Secretaria acompanha busca por animais e monitora pessoas após morte por raiva humana na PB

O paciente estava internado no Hospital Universitário Alcides Carneiro (HUAC) e teve o óbito confirmado nesta segunda-feira (5)

Carlos Rocha
Carlos Rocha
Nascido em 1988, em Guarulhos (SP), Carlos Rocha é filho de paraibanos e vive em João Pessoa desde o início dos anos 2000. Graduado em Administração de Empresas pela Faculdade Paraibana, ingressou posteriormente no curso de Jornalismo na Universidade Federal da Paraíba (UFPB).Atua no jornalismo digital desde 2013, com passagens por importantes veículos de comunicação da Paraíba. Na TH+ SBT Tambaú, trabalhou nas áreas de Marketing, Reportagem e Produção de Conteúdo Multimídia.Sua atuação é voltada principalmente para política, cidades e temas de interesse público, sempre com foco na apuração rigorosa e na produção de conteúdo de qualidade. Além do jornalismo, é apaixonado por leitura, cinema, séries e cultura pop.
De acordo com a SES-PB, a raiva é uma doença infecciosa aguda, de evolução grave e com letalidade próxima de 100% após o início dos sintomas clínicos
Imagem: Ideogram

A confirmação de uma morte por raiva humana em Campina Grande, no Agreste da Paraíba, levou a Secretaria de Estado da Saúde da Paraíba (SES-PB) a reforçar ações de vigilância epidemiológica, com buscas por animais suspeitos e monitoramento de pessoas que tiveram contato com um sagui envolvido no caso. Segundo o órgão estadual, nenhum novo registro da doença foi identificado até o momento.

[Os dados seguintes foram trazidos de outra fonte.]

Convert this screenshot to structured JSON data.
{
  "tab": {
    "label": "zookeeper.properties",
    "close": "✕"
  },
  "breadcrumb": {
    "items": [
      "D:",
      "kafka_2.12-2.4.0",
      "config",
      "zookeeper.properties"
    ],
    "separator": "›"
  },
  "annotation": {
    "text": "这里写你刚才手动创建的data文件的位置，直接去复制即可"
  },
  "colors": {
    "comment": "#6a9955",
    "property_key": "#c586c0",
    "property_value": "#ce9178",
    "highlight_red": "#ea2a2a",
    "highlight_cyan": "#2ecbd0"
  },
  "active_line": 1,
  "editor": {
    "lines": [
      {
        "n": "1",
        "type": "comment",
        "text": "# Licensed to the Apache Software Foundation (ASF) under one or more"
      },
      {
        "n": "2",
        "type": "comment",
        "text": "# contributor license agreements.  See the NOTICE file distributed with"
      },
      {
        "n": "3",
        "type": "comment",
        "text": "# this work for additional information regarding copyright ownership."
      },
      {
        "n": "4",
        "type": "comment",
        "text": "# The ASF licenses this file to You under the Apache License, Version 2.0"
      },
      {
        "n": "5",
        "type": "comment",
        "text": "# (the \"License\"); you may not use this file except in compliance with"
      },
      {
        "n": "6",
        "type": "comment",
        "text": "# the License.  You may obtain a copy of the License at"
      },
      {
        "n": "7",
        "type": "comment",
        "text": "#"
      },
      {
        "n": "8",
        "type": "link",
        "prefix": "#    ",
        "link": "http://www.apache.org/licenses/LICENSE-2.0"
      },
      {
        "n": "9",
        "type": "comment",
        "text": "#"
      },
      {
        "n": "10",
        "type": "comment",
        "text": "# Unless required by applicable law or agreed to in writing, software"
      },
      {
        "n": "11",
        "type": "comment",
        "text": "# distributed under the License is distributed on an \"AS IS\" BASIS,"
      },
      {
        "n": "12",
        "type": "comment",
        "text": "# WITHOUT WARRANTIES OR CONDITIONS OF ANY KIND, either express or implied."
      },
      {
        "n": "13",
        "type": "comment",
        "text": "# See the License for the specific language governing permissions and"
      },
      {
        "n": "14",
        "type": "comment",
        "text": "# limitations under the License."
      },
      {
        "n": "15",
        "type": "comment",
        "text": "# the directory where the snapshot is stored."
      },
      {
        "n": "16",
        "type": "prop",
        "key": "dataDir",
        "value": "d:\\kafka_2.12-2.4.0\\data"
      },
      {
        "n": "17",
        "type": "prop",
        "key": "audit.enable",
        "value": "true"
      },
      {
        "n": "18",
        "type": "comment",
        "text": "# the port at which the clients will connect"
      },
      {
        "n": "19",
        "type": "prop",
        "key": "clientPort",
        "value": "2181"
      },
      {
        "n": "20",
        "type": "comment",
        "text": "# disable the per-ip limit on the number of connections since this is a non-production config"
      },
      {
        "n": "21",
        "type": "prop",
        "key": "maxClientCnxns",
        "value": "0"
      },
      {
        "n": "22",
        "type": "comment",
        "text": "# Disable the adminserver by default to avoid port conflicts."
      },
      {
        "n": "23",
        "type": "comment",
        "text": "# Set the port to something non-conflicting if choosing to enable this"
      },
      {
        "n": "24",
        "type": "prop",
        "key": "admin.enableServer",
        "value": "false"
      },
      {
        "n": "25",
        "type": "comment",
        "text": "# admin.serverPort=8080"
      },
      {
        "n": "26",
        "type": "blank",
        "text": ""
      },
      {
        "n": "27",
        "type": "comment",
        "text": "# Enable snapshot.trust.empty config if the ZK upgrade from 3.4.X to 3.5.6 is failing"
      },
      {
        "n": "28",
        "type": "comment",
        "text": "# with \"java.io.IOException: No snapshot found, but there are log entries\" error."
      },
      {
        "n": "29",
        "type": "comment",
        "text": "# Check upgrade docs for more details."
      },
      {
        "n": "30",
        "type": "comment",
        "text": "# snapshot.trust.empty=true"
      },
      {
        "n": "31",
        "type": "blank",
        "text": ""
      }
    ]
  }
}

O paciente estava internado no Hospital Universitário Alcides Carneiro (HUAC) e teve o óbito confirmado nesta segunda-feira (5). A infecção ocorreu após uma mordida de sagui, registrada em setembro de 2025. Conforme informações da Vigilância em Saúde municipal, o homem não procurou atendimento médico após o contato com o animal silvestre.

Ações de campo e prevenção

Em nota, a SES-PB informou que realizou, em conjunto com a Vigilância Ambiental de Campina Grande, uma busca ativa por animais com sinais neurológicos na área onde o caso foi registrado. Durante a ação, também foi feita a vacinação de cães e gatos da região como medida preventiva.

A secretaria destacou ainda que todas as pessoas que tiveram algum tipo de contato com o animal suspeito foram identificadas e acompanhadas, incluindo situações de mordedura, arranhadura ou contato com saliva.

De acordo com a SES-PB, não houve registro de animais doentes ou mortos relacionados ao episódio. A orientação oficial é que, caso algum animal seja encontrado nessas condições, ele deve ser recolhido e encaminhado a um laboratório de referência para investigação da raiva.

Evolução clínica

Segundo a Secretaria Municipal de Saúde, os primeiros sintomas surgiram em 10 de dezembro, e o paciente foi internado três dias depois. O diagnóstico de raiva humana foi confirmado em 22 de dezembro.

Na admissão hospitalar, o homem apresentava confusão mental, agitação física, alteração do nível de consciência, aerofobia, falta de ar e queda na oxigenação do sangue. Com a rápida piora do quadro, houve necessidade de internação em UTI, além de entubação e início de ventilação mecânica invasiva, diante da insuficiência respiratória e da instabilidade neurológica.

Alerta à população

O diretor da Vigilância em Saúde do município, Miguel Dantas, afirmou que o caso evidencia erros comuns cometidos pela população ao lidar com animais silvestres.

“Ele tentou alimentar um animal silvestre e, após a mordida, não procurou o serviço de saúde. Esse atendimento imediato é fundamental, porque o tratamento pós-exposição poderia ter evitado a evolução da doença”, destacou.

As autoridades reforçam que não se deve tocar, alimentar ou tentar resgatar animais silvestres e que qualquer agressão por animal, mesmo que pareça leve, deve ser avaliada imediatamente em uma unidade de saúde, já que a raiva é uma doença grave e de alta letalidade após o início dos sintomas.